老夫人笑道:“快把这个吝啬鬼身上的首饰都扒下来给表小姐,凑个数量也就算了。”陈氏这才笑着拿出一个白檀盒子递给萩娘,说道:“我听说女郎尚未及笄,这个俗物就算是给女郎提前添妆吧。”阮老夫人笑骂:“你又想着省钱,一发把外甥女及笄的礼给送了。我可把话放在这里,见面礼是见面礼,待到萩娘及笄你必得一样要添妆的。”陈氏笑着答应了,又催着萩娘看喜不喜欢。
萩娘打开盒子,只见珠光宝气满溢而出,镶宝的钗子她也有,只是这钗子……做工先不必说了是非常精湛的,以掐丝盘金的蝴蝶为底,蝴蝶的翅膀是两种宝石分别对应,左上和右下的翅膀是一大一小的两块粉色碧玺,右上和左下是两块湛蓝的蓝宝,大的有两个拇指盖那么大,小的有指节那么大,蝴蝶的触须颤颤巍巍地缀着珠子,实在是难得的宝物。
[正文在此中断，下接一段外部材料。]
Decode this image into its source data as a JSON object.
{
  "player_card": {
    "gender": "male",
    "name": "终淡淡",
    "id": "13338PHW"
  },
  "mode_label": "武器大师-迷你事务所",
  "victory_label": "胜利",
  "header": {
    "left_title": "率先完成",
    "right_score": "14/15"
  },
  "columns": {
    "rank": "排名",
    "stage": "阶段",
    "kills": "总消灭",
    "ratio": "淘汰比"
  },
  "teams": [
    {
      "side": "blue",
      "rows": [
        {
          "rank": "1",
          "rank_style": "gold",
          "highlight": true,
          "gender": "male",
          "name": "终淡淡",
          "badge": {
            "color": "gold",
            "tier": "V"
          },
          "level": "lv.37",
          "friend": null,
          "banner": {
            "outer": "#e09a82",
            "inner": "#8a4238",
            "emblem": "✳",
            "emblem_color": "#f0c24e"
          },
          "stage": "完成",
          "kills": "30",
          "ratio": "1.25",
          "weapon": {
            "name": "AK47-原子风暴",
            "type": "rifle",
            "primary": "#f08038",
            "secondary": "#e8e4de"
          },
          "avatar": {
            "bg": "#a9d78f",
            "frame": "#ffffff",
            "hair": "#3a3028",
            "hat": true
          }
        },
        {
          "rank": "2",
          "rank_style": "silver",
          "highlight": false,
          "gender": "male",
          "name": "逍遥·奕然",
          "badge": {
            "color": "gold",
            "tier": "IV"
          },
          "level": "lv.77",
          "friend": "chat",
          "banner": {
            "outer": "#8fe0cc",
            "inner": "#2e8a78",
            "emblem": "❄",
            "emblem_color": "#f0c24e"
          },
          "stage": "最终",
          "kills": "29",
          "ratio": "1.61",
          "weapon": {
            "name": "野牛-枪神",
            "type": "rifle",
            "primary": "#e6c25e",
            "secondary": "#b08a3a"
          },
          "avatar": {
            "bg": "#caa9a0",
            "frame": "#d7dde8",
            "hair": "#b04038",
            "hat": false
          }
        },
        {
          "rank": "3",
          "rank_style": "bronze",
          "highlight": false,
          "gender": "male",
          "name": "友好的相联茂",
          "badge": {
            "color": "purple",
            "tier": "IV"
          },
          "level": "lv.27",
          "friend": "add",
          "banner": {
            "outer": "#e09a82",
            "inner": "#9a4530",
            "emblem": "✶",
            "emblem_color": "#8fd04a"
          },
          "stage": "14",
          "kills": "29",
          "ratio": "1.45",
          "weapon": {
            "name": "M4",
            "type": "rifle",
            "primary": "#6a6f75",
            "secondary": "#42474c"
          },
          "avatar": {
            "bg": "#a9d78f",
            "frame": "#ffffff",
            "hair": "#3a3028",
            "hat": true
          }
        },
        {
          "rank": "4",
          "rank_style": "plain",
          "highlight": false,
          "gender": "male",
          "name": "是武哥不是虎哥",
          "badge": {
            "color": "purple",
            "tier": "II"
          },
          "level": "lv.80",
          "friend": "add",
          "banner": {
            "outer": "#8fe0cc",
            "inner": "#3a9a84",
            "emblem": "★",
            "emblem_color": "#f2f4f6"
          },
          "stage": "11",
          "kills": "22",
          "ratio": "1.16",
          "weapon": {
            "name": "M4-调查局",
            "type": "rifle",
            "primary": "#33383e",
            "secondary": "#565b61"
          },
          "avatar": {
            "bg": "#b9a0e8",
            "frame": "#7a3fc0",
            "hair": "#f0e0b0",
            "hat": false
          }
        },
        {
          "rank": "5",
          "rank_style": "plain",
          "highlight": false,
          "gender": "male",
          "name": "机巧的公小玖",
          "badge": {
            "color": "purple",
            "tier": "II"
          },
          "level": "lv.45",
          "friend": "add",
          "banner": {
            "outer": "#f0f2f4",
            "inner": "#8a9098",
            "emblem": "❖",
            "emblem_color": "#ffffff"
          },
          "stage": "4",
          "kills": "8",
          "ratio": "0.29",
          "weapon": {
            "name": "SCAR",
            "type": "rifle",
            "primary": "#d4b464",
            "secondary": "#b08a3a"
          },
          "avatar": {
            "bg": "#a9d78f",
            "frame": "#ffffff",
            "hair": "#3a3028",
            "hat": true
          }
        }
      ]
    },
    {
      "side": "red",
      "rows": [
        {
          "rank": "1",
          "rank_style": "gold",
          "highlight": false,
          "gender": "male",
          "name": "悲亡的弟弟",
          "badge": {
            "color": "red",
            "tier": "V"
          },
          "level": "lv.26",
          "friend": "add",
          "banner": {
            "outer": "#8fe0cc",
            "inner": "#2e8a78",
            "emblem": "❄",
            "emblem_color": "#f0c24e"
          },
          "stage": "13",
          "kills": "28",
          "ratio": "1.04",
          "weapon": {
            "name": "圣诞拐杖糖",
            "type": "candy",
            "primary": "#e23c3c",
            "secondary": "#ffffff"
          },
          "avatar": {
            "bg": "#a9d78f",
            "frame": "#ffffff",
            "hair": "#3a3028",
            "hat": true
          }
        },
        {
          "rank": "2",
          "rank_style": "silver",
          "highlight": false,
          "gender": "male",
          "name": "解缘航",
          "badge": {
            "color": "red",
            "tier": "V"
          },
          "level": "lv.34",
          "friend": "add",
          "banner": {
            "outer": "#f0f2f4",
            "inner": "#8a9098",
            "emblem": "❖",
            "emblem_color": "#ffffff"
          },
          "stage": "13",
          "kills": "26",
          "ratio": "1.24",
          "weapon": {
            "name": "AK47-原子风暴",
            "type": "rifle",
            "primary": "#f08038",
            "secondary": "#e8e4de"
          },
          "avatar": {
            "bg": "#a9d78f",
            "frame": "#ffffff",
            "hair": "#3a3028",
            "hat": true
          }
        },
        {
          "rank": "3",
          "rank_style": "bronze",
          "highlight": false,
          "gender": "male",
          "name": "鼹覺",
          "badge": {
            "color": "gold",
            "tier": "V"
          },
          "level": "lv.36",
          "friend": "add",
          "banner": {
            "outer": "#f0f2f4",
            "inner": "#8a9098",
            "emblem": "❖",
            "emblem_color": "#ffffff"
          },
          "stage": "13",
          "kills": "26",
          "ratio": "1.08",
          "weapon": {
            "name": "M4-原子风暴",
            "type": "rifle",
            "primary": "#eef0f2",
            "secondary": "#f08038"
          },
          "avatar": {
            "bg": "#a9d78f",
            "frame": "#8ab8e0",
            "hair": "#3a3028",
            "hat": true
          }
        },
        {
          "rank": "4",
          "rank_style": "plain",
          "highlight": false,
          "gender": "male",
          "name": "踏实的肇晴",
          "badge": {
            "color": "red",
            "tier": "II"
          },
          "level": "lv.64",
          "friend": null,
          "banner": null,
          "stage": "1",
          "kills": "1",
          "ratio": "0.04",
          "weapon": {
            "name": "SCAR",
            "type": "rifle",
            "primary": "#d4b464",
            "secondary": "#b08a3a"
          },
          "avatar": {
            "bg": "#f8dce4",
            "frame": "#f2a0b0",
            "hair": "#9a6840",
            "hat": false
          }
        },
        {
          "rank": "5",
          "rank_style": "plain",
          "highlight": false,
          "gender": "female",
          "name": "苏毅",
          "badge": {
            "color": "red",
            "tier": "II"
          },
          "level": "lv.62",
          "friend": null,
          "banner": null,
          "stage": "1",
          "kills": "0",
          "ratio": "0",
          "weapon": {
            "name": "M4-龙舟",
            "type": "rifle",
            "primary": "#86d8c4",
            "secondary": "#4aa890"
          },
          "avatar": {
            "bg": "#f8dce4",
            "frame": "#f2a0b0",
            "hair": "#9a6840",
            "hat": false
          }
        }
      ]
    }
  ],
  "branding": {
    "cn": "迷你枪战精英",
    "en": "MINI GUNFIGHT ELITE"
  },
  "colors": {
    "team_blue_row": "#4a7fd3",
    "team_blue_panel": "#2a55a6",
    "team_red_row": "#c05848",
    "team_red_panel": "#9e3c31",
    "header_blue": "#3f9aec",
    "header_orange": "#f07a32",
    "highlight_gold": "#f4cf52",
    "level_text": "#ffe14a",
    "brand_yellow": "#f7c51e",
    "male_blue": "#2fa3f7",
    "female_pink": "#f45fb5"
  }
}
众女眷都看得心痒痒的,阮老夫人也没想到,连忙叫萩娘收好了。萩娘没想到两位舅母都送那么重的礼,一时间十分不安。
更令人不安的是,没见着三夫人,也没人提起她……
因着还没用膳,阮老夫人便命人先开席了,反正还要盘桓些时日,也不急于一时。
萩娘在阮家每日都陪着臧熹,这孩子比她小两岁,虽不爱说话,行事却很有章法。
比如每次萩娘来带他去花园玩,他都会说要“先去给太奶奶回话”才能去。从称呼上就能看出,阮太夫人对他有多疼爱,完全是按自己的亲孙子一般地抚养的。
又比如,萩娘让李妈妈跟他说起他母亲阮氏以前的事情时,他会非常恭敬地先向北面行个礼,再仔细倾听,十分地有礼,简直像个小大人。
萩娘最喜欢的事情就是在花园里看熹哥儿似模像样地“练武”。阮家太夫人没有像教育一般士族子弟那样教臧熹诗词歌赋,吟诗作对,而是请了个武馆师傅,重点教他习武。熹哥儿自己也喜欢,尤其是十八般武艺中的剑术,小小年纪已经初具架势,并不是花拳绣腿的漂亮,而是十分有力的真功夫。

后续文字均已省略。